Le titre de votre série Thank You Mum n’est-il pas quelque peu ambivalent, désignant à la fois la gratitude, voire l’admiration (« chapeau maman ! »), et une forme d’indignation affectueuse à la façon d’un « Eh bien, merci, merci bien ! » ?

J’y vois d’abord l’utilisation de l’anglais pour palier à une grande pudeur entre nous malgré les apparences. C’est aussi et surtout un détour : feindre, par un dernier geste d’amour à l’allure d’un remerciement, un ultime adieu. « Rideau ! »

Comment avez-vous parlé de votre projet à votre mère ?

Je n’ai pas le souvenir d’avoir parlé de ce projet à l’annonce de sa maladie. D’ailleurs, on ne parle jamais projet, ni image, pourtant c’est ma plus fidèle assistante.

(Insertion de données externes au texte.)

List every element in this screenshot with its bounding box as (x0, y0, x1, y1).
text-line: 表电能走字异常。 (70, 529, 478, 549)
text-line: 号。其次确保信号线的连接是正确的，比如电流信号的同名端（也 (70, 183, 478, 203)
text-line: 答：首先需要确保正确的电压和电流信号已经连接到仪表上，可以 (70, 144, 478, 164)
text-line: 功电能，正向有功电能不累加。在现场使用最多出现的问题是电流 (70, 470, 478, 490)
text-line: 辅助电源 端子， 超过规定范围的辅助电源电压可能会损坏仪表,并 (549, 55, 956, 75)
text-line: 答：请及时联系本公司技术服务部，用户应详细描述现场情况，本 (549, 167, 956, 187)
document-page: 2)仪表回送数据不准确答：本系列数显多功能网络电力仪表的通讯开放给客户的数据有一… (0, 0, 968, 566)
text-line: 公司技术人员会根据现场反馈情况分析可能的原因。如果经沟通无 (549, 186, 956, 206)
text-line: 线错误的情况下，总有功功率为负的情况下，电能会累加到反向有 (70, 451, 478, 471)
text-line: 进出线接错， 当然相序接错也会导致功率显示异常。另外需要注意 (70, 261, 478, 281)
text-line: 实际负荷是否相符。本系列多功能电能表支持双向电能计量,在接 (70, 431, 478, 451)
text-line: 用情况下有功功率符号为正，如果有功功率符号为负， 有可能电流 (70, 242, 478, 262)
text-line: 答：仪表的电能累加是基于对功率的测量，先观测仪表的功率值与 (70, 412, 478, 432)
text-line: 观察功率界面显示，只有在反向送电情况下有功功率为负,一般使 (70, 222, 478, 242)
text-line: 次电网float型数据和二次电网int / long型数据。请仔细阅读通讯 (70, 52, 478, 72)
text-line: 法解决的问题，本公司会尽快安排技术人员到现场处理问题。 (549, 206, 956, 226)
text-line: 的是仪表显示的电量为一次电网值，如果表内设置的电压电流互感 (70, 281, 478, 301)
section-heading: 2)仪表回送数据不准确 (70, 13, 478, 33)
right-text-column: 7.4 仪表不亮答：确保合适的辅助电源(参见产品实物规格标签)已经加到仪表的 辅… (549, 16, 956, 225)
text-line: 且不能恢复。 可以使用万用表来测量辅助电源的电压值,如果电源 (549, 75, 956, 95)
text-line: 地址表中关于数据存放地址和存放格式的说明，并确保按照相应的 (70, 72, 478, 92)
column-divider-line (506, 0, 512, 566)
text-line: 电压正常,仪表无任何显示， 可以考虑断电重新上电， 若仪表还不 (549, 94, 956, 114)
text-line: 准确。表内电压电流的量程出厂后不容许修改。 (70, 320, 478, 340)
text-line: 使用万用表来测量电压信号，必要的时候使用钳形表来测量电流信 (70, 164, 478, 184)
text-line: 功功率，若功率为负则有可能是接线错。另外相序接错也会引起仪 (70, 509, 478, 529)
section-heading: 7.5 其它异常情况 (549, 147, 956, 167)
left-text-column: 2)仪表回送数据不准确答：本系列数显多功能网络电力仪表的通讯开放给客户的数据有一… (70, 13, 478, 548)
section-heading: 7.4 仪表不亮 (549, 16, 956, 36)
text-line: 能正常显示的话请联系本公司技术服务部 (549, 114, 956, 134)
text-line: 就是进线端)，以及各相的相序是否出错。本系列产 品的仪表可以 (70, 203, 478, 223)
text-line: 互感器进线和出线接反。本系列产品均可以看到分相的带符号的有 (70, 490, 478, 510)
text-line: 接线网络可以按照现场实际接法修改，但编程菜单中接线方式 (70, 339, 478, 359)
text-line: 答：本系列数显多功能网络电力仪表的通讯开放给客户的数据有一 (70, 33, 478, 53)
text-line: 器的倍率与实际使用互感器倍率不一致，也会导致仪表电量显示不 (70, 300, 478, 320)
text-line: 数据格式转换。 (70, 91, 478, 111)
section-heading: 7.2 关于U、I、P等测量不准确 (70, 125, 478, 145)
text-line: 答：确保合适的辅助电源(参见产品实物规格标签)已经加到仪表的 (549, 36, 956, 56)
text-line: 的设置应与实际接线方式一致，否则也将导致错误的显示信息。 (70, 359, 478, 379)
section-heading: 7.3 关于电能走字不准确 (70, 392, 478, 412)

« L’air est plein du frisson des choses qui s’enfuient » : j’avais ce vers de Baudelaire [Le Crépuscule du matin] qui me hantait depuis mon retour du Portugal, un artiste danois l’avait récité brillamment. Suite à tout cela, je me souviens simplement lui avoir dit : « On va faire des images de tout ça toutes les deux. » Puis, c’était lancé. Une idée me vient, on s’installe dans la seconde, on n’attend jamais. On parle peu. On rit souvent, surtout lorsqu’elle se retrouve nue au milieu d’un terrain vague où je jouais gamine. C’est léger dans la forme que ça prend, pas dans le fond. D’ailleurs, elle n’avait jamais vu les images, installation et vidéo, avant mon premier solo show à la Galerie du Château d’eau de Toulouse. Ce fut un véritable choc pour nous deux : nous étions au même endroit, au milieu des visiteurs devant notre travail, certains nous regardaient du coin de l’œil, nous reconnaissant sans doute sur les images. Je crois que c’est la première fois de sa vie qu’elle se retrouvait au centre de l’attention, à la vue de tous. C’était extrêmement fort à vivre, à voir, ça allait bien au-delà de la maladie ou de l’idée de la mort, c’était quelque chose de purement humain.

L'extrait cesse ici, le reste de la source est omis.